18 leçons sur la politique économique

Dossier : Arts, Lettres et SciencesMagazine N°586 Juin/Juillet 2003Par : Jean-Claude PRAGER (64) et François VILLEROY De GALHAU (78)Rédacteur : Michel DIDIER (60)

Deux de nos cama­rades pra­ti­ciens de la vie éco­no­mique, ensei­gnants et hommes de convic­tions, se sont livrés à un tra­vail de pesée de l’économie euro­péenne, de ses atouts et de ses retards face aux États-Unis, ain­si qu’à un exa­men atten­tif des pos­si­bi­li­tés de réac­tions des diri­geants pour une poli­tique plus active pour l’Europe.

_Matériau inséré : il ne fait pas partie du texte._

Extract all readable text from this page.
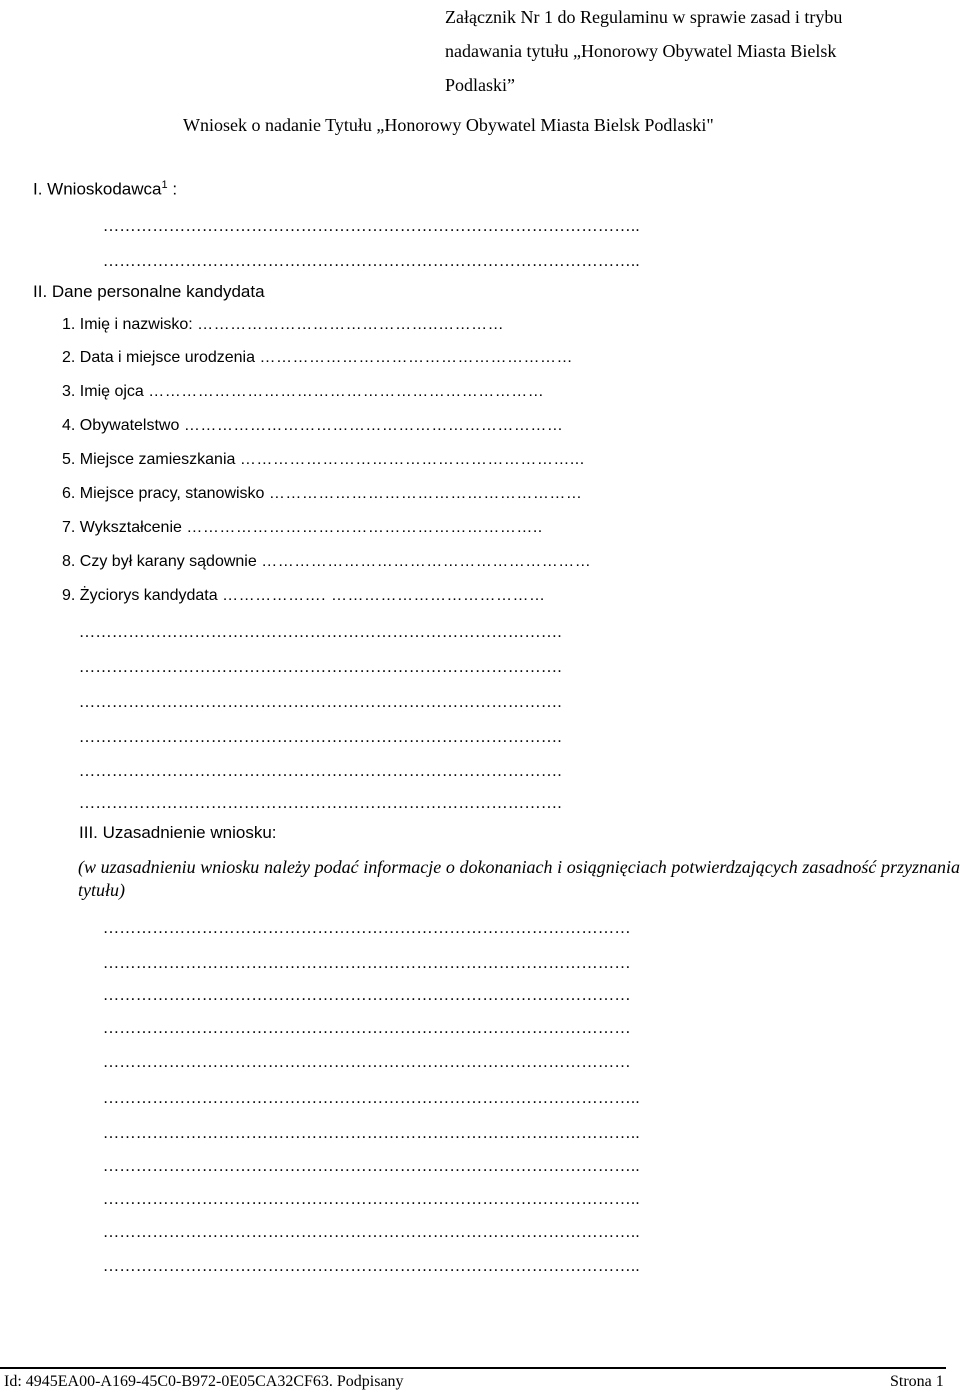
Załącznik Nr 1 do Regulaminu w sprawie zasad i trybu
nadawania tytułu „Honorowy Obywatel Miasta Bielsk
Podlaski”
Wniosek o nadanie Tytułu „Honorowy Obywatel Miasta Bielsk Podlaski"
I. Wnioskodawca$^1$ :
……………………………………………………………………………………..
……………………………………………………………………………………..
II. Dane personalne kandydata
1. Imię i nazwisko: ……………………………………..…………
2. Data i miejsce urodzenia …………………………………………………
3. Imię ojca ………………………………………………………………
4. Obywatelstwo ……………………………………………………………
5. Miejsce zamieszkania ……………………………………………………...
6. Miejsce pracy, stanowisko …………………………………………………
7. Wykształcenie ………………………………………………………..
8. Czy był karany sądownie ……………………………………………………
9. Życiorys kandydata ………………. …………………………………
…………………………………………………………………………….
…………………………………………………………………………….
…………………………………………………………………………….
…………………………………………………………………………….
…………………………………………………………………………….
…………………………………………………………………………….
III. Uzasadnienie wniosku:
(w uzasadnieniu wniosku należy podać informacje o dokonaniach i osiągnięciach potwierdzających zasadność przyznania tytułu)
……………………………………………………………………………………
……………………………………………………………………………………
……………………………………………………………………………………
……………………………………………………………………………………
……………………………………………………………………………………
……………………………………………………………………………………..
……………………………………………………………………………………..
……………………………………………………………………………………..
……………………………………………………………………………………..
……………………………………………………………………………………..
……………………………………………………………………………………..
Id: 4945EA00-A169-45C0-B972-0E05CA32CF63. Podpisany	Strona 1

Dans un livre de plus de 500 pages, dense mais d’accès aisé pour tous, ils nous conduisent dans le monde mal connu de la poli­tique éco­no­mique et pro­posent une explo­ra­tion des marges de manœuvre réelles du politique.

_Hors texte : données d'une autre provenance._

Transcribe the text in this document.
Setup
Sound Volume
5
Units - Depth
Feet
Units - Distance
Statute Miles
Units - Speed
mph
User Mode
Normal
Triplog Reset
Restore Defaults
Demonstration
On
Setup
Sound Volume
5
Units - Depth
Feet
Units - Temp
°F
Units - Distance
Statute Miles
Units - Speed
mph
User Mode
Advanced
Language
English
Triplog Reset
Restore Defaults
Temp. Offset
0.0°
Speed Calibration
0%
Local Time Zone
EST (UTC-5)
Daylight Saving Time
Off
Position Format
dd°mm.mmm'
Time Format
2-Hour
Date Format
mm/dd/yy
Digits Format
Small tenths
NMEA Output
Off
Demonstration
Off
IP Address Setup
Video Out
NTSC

Leurs conclu­sions sont claires : mal­gré tout ce que l’on peut dire et lire sur l’économie, le poli­tique n’est pas près de perdre son rôle majeur. Mais si la poli­tique éco­no­mique veut res­ter effi­cace dans ce monde qui a tota­le­ment chan­gé depuis Keynes, elle doit recon­si­dé­rer ses méthodes d’intervention. Il faut aban­don­ner l’espoir d’un pilo­tage qua­si méca­nique et don­ner la prio­ri­té à l’idée de régu­la­tion d’un sys­tème com­plexe, incer­tain et non tota­le­ment maî­tri­sable. Il faut s’adapter aux muta­tions pro­fondes qui ont mar­qué les vingt der­nières années : inter­dé­pen­dance mon­diale, déve­lop­pe­ment (donc insta­bi­li­té) des mar­chés, rythme rapide d’innovations.

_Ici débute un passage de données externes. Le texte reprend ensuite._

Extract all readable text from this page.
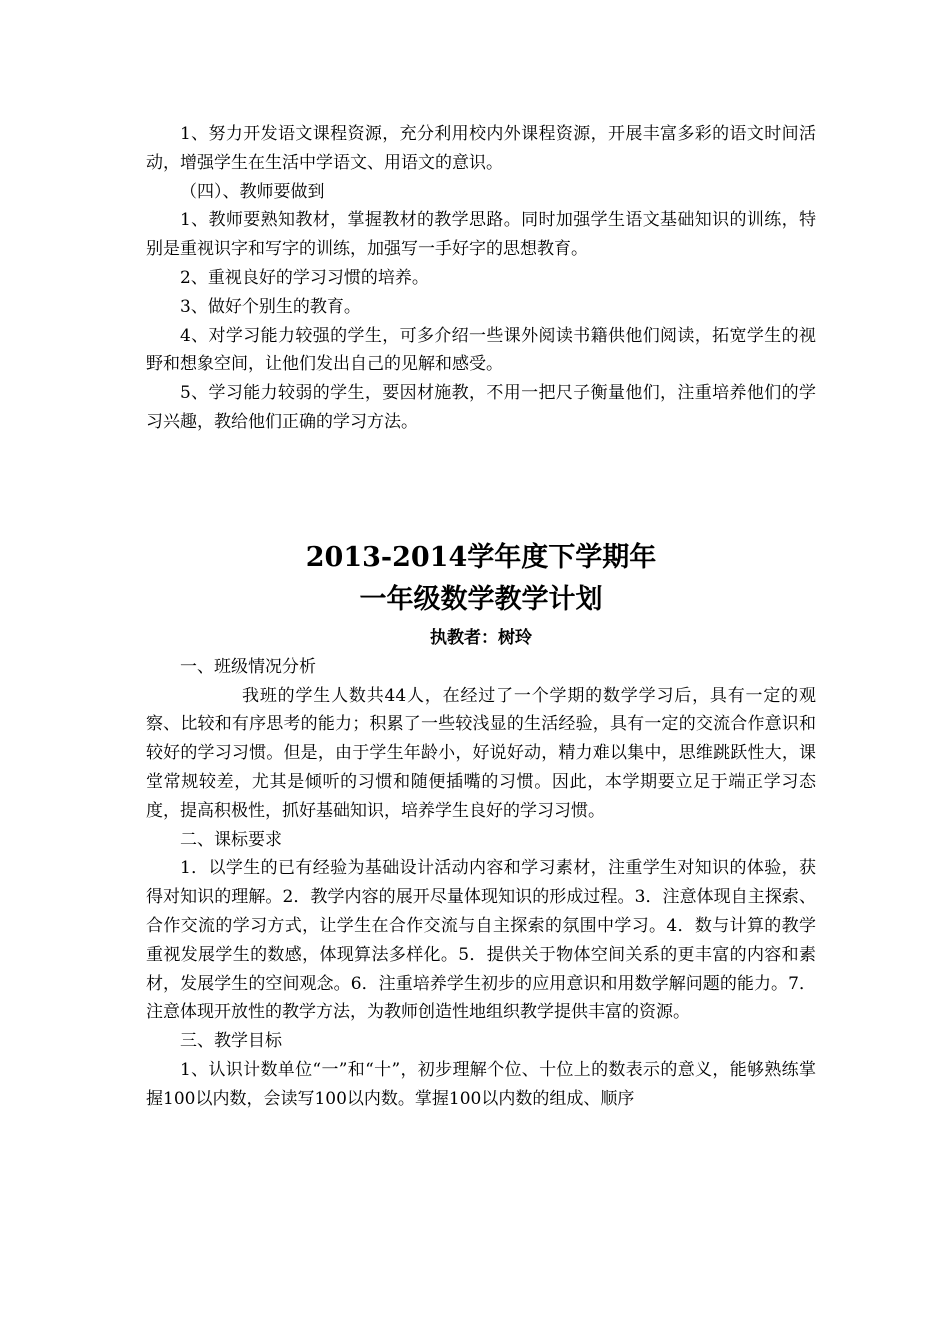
1、努力开发语文课程资源，充分利用校内外课程资源，开展丰富多彩的语文时间活动，增强学生在生活中学语文、用语文的意识。

（四）、教师要做到

1、教师要熟知教材，掌握教材的教学思路。同时加强学生语文基础知识的训练，特别是重视识字和写字的训练，加强写一手好字的思想教育。

2、重视良好的学习习惯的培养。

3、做好个别生的教育。

4、对学习能力较强的学生，可多介绍一些课外阅读书籍供他们阅读，拓宽学生的视野和想象空间，让他们发出自己的见解和感受。

5、学习能力较弱的学生，要因材施教，不用一把尺子衡量他们，注重培养他们的学习兴趣，教给他们正确的学习方法。

2013-2014学年度下学期年
一年级数学教学计划

执教者：树玲

一、班级情况分析

我班的学生人数共44人，在经过了一个学期的数学学习后，具有一定的观察、比较和有序思考的能力；积累了一些较浅显的生活经验，具有一定的交流合作意识和较好的学习习惯。但是，由于学生年龄小，好说好动，精力难以集中，思维跳跃性大，课堂常规较差，尤其是倾听的习惯和随便插嘴的习惯。因此，本学期要立足于端正学习态度，提高积极性，抓好基础知识，培养学生良好的学习习惯。

二、课标要求

1．以学生的已有经验为基础设计活动内容和学习素材，注重学生对知识的体验，获得对知识的理解。2．教学内容的展开尽量体现知识的形成过程。3．注意体现自主探索、合作交流的学习方式，让学生在合作交流与自主探索的氛围中学习。4．数与计算的教学重视发展学生的数感，体现算法多样化。5．提供关于物体空间关系的更丰富的内容和素材，发展学生的空间观念。6．注重培养学生初步的应用意识和用数学解问题的能力。7．注意体现开放性的教学方法，为教师创造性地组织教学提供丰富的资源。

三、教学目标

1、认识计数单位“一”和“十”，初步理解个位、十位上的数表示的意义，能够熟练掌握100以内数，会读写100以内数。掌握100以内数的组成、顺序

La régu­la­tion éco­no­mique est la ges­tion des incer­ti­tudes, dans un monde de plu­ra­li­té d’acteurs et de leviers d’intervention. La matière pre­mière du poli­tique est l’information et son influence par le jeu des anti­ci­pa­tions des consom­ma­teurs et des inves­tis­seurs. Il faut accep­ter de renon­cer aux “cer­ti­tudes heu­reuses de l’ingénieur” pour appli­quer une sorte de “ prin­cipe de pré­cau­tion éco­no­mique”, qui consiste à concen­trer l’effort du poli­tique là où le besoin est mani­feste et l’utilité de l’action évi­dente. Il faut savoir accep­ter d’en faire moins, voire rien du tout, là où on pense que les effets sont mineurs, ou peuvent même être contre-pro­duc­tifs à terme par les réac­tions qu’elles sont sus­cep­tibles de provoquer.

Le véri­table hori­zon de la poli­tique publique est le long terme, sa prio­ri­té est de rendre les struc­tures éco­no­miques plus effi­caces. “Dans un monde si gra­ve­ment court ter­miste, les États ont comme pre­mier devoir d’être les gar­diens du long terme ” écrivent les auteurs.

Aux pre­miers rangs des pré­oc­cu­pa­tions des pou­voirs publics figurent l’amélioration du fonc­tion­ne­ment du mar­ché de l’emploi, la néces­saire réforme de l’État, de la san­té et des retraites, le niveau des pré­lè­ve­ments obli­ga­toires et la com­pé­ti­ti­vi­té des entreprises.

Tout cela est trai­té abon­dam­ment, sérieu­se­ment mais de façon acces­sible dans l’ouvrage de nos deux cama­rades, dont la lec­ture est vive­ment recom­man­dée à tous ceux qui s’intéressent à notre ave­nir éco­no­mique et d’abord bien sûr à ceux qui nous dirigent.